Во втором классе он вдруг понял, что влюбился, как будто ранее он не подозревал о существовании такого чувства. Может быть, на уроке вслух прочитали об этом в книжке, заменив наскучившее – он же не первоклашка – «мама мыла раму» на что-то вроде «Паша любит кашу», а ему, конечно же, послышалось «Паша любит Машу».
– Что, какую Машу? – оживился он.
Или он смотрел это в кино, куда отец возил его на трясущемся трамвае каждое воскресенье ранними утрами. На первый сеанс в огромном зале, где рассеянные группки малышей на откидных мягких креслах терялись среди малиновой пустоты незаполненных пространств, отпружиненных назад в вертикальное положение сидений. Вряд ли, все это были детские утренники с потешными, сплошь морализованными, правильными фильмами. Но ведь никто не говорил ему, что любовь – это поцелуи с девочкой или страх прикосновения. Это его изобретение.

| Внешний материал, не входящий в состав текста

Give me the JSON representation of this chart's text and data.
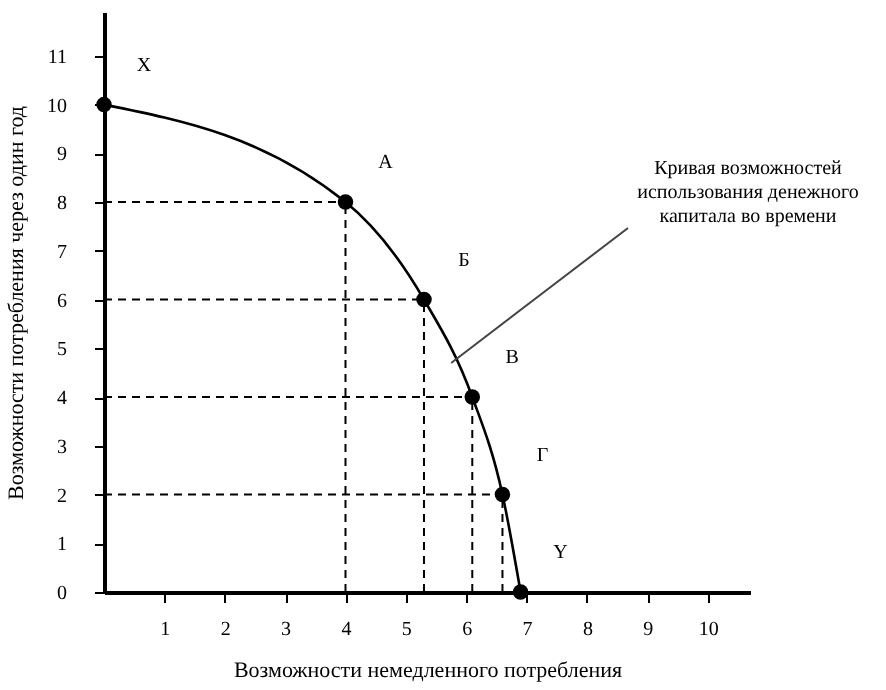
{
  "chart_data": {
    "type": "line",
    "xlabel": "Возможности немедленного потребления",
    "ylabel": "Возможности потребления через один год",
    "series": [
      {
        "color": "#000000",
        "x": [
          0,
          4,
          5.3,
          6.1,
          6.6,
          6.9
        ],
        "values": [
          10,
          8,
          6,
          4,
          2,
          0
        ],
        "errors": [
          null,
          [
            0,
            8
          ],
          [
            0,
            6
          ],
          [
            0,
            4
          ],
          [
            0,
            2
          ],
          null
        ],
        "xerrors": [
          null,
          [
            0,
            4
          ],
          [
            0,
            5.3
          ],
          [
            0,
            6.1
          ],
          [
            0,
            6.6
          ],
          null
        ]
      }
    ],
    "xlim": [
      0,
      10.7
    ],
    "ylim": [
      0,
      11.9
    ],
    "xticks": [
      1,
      2,
      3,
      4,
      5,
      6,
      7,
      8,
      9,
      10
    ],
    "yticks": [
      {
        "value": 0,
        "label": "0"
      },
      1,
      2,
      3,
      4,
      5,
      6,
      7,
      8,
      9,
      10,
      11
    ],
    "marker": "circle",
    "line_style": "solid",
    "grid": false,
    "annotations": [
      {
        "text": "X",
        "x": 0,
        "y": 10
      },
      {
        "text": "A",
        "x": 4,
        "y": 8
      },
      {
        "text": "Б",
        "x": 5.3,
        "y": 6
      },
      {
        "text": "В",
        "x": 6.1,
        "y": 4
      },
      {
        "text": "Г",
        "x": 6.6,
        "y": 2
      },
      {
        "text": "Y",
        "x": 6.9,
        "y": 0
      },
      {
        "text": "Кривая возможностей использования денежного капитала во времени",
        "x": 5.75,
        "y": 4.7
      }
    ]
  }
}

Нет, конечно, намеки в фильмах были, они были закамуфлированы под дружбу и защиту слабого пола, которые не могли его обмануть, скрыть их истинную подноготную, их суть.
В качестве объекта для реализации пылкого чувства он выбрал девочку из своего класса, заметьте – из своего класса, как будто, это облегчало задачу. Как полагается в таких случаях, у него оказался соперник, уже известный Олежка Сенкевич, еврейчик из интеллигентной семьи, всегда опрятный, в глаженой светлой рубашечке с бабочкой, с кожей, также просвечивающей своей белизной, с манерами дворецких – где их подцепил? – и реверансами и ужимками не мужского рода, скорее балетной примы. Сережа с пролетарскими замашками и взрывной энергией казался явным антиподом ему. Но у Сережи было одно преимущество: он был красив – такое многие замечали, когда встречали его вместе с мамой и восхищенно вскрикивали: «Какой красавчик у Вас сынок, Валентина Сергеевна!» Либо они, как все взрослые, подыгрывали или переигрывали в этой шутейной комедии, называемой «общение с родителями». Либо они искали скрытую выгоду от этих слов, некий аванс на будущее в наш разноречивый и изменчивый век, подстраховку, беспроигрышный билет, который обязательно выиграет в лотерее, ведь угаданы все цифры, что не трудно – комбинация известна всем, у кого есть дети.